# Slip bobber or Popping Cork



## Saltlife Newb (Sep 10, 2017)

Which one is better for fishing live shrimp


Sent from my iPhone using Tapatalk


----------



## onemorecast (Feb 16, 2009)

My best luck is with popping cork.


----------



## boomshakalaka (Dec 4, 2012)

Depends on what I'm fishing for and where/how I'm fishing. For the majority of the fishing around here on the flats and stuff for trout/reds, popping cork.


----------



## Saltlife Newb (Sep 10, 2017)

onemorecast said:


> My best luck is with popping cork.




I was going to use a DOA popping cork I have and remove the doa shrimp. Will that work 


Sent from my iPhone using Tapatalk


----------



## Simonj31 (Mar 6, 2014)

If you need to fish deeper, or just want to drift over structure, use a slip bobber. That way you can adjust depth quickly. 

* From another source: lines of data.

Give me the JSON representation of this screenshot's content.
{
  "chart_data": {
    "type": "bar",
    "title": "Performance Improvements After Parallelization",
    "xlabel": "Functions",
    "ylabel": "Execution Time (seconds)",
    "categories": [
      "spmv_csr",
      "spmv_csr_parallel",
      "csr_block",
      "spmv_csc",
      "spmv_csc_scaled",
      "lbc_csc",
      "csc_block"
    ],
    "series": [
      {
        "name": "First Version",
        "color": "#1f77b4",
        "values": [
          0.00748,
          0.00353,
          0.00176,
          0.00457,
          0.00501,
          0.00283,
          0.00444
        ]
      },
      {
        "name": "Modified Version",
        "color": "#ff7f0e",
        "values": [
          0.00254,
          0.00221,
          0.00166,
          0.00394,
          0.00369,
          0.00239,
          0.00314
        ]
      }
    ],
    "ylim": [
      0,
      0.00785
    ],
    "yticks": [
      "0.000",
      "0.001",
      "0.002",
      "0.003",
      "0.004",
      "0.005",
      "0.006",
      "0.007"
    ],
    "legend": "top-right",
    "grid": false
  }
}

If just going to use it on the flats, then stick to the popping cork so you get the noise and vibration. Also, yes, get rid of that doa shrimp and put on a live bait hook. I like to use 2/0s on my popping corks.


----------



## Boardfeet (Sep 27, 2007)

popping cork 
The louder the click the better.


----------



## sophiagrace77 (May 18, 2018)

Just go with popping cork, I had such nice experience with popping cork. So there is nest choice than popping cork.


----------



## Catchemall (May 8, 2018)

Depth of water is the key. On the flats, a popper, clicker is king. In deeper water, if you're going to cast, you need a slip bobber.


----------



## poorboy (Mar 11, 2016)

pinch part of the fan off and hook them in the horn...I'm a newbie and a local taught me that last time I was down...I just want to belong.


----------



## cmg76 (Jul 5, 2014)

does anyone use a gulp shrimp under a popping cork?


----------



## Simonj31 (Mar 6, 2014)

cmg76 said:


> does anyone use a gulp shrimp under a popping cork?


That’s definitly a thing. You just have to keep it moving. That’s why I prefer live bait with them. Because if the fish are wanting a slower presentation, you can can just drift the bait by them and let the bait do it’s thing. 

But again, that is common. If you get on YouTube, there are ton of videos that combine popping corks with gulp or doa products.


----------